Load Transfer: The Invisible System That Keeps Horses Sound (Until We Break It)

(This is probably the most significant blog I have written to date...and I am deadly serious.)

1️⃣ Why We Miss the Point

Most riders and owners look at legs, joints, or hooves when a horse goes lame. We obsess over hock injections, tendon scans, or shoeing tweaks.

But here’s the blind spot: horses aren’t Lego sets where you can just swap out a dodgy block and keep stacking. They’re whole systems where forces - rider weight, ground impact, propulsion - have to be absorbed, stabilised, and passed on like the world’s most complicated game of pass-the-parcel. That process is called load transfer.

If load transfer works, the horse moves fluidly, distributes force safely, and stays sound.

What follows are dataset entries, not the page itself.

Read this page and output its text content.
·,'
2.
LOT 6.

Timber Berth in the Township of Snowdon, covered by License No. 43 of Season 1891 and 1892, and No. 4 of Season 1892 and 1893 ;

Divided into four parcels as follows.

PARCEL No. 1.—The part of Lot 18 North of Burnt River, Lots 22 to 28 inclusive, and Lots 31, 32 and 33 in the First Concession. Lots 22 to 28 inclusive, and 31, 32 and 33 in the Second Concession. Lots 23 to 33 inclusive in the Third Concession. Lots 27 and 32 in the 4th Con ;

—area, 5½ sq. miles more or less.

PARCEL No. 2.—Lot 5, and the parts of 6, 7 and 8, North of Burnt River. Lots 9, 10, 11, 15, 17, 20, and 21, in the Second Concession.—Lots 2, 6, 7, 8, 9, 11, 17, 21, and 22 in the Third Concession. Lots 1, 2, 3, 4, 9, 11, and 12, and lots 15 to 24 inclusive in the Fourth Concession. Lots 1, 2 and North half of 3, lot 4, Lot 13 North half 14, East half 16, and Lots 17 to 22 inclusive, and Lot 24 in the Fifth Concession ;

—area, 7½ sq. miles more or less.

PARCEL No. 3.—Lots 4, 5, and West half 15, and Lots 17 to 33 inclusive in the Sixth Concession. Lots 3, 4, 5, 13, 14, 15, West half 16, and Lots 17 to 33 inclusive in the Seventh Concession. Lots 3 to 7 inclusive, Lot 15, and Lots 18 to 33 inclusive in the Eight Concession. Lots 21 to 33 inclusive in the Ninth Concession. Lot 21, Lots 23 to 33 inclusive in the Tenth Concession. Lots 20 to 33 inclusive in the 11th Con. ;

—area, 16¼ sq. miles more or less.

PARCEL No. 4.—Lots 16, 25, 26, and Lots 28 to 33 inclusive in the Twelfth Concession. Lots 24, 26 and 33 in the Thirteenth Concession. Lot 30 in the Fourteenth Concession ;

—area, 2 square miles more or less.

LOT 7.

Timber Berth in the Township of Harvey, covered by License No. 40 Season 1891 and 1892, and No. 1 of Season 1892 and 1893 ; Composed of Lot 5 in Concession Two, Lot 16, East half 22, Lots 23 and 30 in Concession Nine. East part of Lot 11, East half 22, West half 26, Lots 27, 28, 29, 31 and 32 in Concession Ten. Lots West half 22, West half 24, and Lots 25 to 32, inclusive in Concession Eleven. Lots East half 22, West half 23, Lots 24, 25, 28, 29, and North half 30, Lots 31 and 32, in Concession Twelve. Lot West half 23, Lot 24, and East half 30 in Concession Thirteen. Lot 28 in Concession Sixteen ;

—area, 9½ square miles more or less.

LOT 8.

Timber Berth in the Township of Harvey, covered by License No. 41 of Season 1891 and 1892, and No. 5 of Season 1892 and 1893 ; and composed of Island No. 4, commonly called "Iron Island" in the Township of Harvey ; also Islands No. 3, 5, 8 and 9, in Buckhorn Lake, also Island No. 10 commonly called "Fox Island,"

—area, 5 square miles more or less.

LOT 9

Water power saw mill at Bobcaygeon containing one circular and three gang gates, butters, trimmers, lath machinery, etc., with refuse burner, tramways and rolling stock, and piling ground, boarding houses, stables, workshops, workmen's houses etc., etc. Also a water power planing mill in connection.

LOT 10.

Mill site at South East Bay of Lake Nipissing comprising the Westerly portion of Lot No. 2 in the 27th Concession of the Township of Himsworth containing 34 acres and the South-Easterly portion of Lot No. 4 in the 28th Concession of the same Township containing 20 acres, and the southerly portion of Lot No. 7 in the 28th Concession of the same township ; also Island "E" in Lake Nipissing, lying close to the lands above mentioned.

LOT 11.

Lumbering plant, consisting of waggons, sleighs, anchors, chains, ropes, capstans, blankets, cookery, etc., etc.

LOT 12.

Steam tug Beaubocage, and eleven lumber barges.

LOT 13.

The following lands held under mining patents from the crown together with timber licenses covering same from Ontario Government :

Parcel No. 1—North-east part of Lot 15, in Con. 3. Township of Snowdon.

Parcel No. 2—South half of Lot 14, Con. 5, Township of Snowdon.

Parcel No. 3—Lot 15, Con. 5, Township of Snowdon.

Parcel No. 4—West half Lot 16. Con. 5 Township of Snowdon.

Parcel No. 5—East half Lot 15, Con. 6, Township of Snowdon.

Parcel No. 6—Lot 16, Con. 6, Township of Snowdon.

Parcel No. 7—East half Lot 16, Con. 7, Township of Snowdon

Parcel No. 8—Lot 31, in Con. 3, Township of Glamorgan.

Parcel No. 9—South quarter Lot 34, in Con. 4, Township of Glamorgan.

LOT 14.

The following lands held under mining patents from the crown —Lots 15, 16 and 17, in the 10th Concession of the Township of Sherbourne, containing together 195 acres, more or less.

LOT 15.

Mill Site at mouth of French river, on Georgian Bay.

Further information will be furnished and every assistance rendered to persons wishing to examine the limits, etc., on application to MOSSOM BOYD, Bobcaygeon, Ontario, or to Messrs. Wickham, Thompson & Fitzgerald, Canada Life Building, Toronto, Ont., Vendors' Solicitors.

If it doesn’t, the wrong bit cops the pressure - joints, tendons, ligaments - until it breaks. Cue “mystery lameness” and your savings account crying into a feed bucket.

2️⃣ What Load Transfer Actually Is

Load transfer is the art of sharing forces across the horse’s whole body:
- Hooves = shock absorbers (your horse’s Nike Airs).
- Tendons and ligaments = springs (boing, boing).
- Core and spine = suspension bridge (though honestly, comparing a living, moving horse to a bridge bolted to the ground is a bit crap - sorry Tami, I’ll get to you in a second and anyone else having a fit over my analogies :P ).
- Hindquarters = the engine room.
- Trunk = the bridge deck, carrying weight forward.
- Nervous system = Wi-Fi (sometimes 5G, sometimes “buffering…”).

It’s not one joint or one leg doing the work - it’s a team effort. And when one player drops the ball, the others cover… until they tear something.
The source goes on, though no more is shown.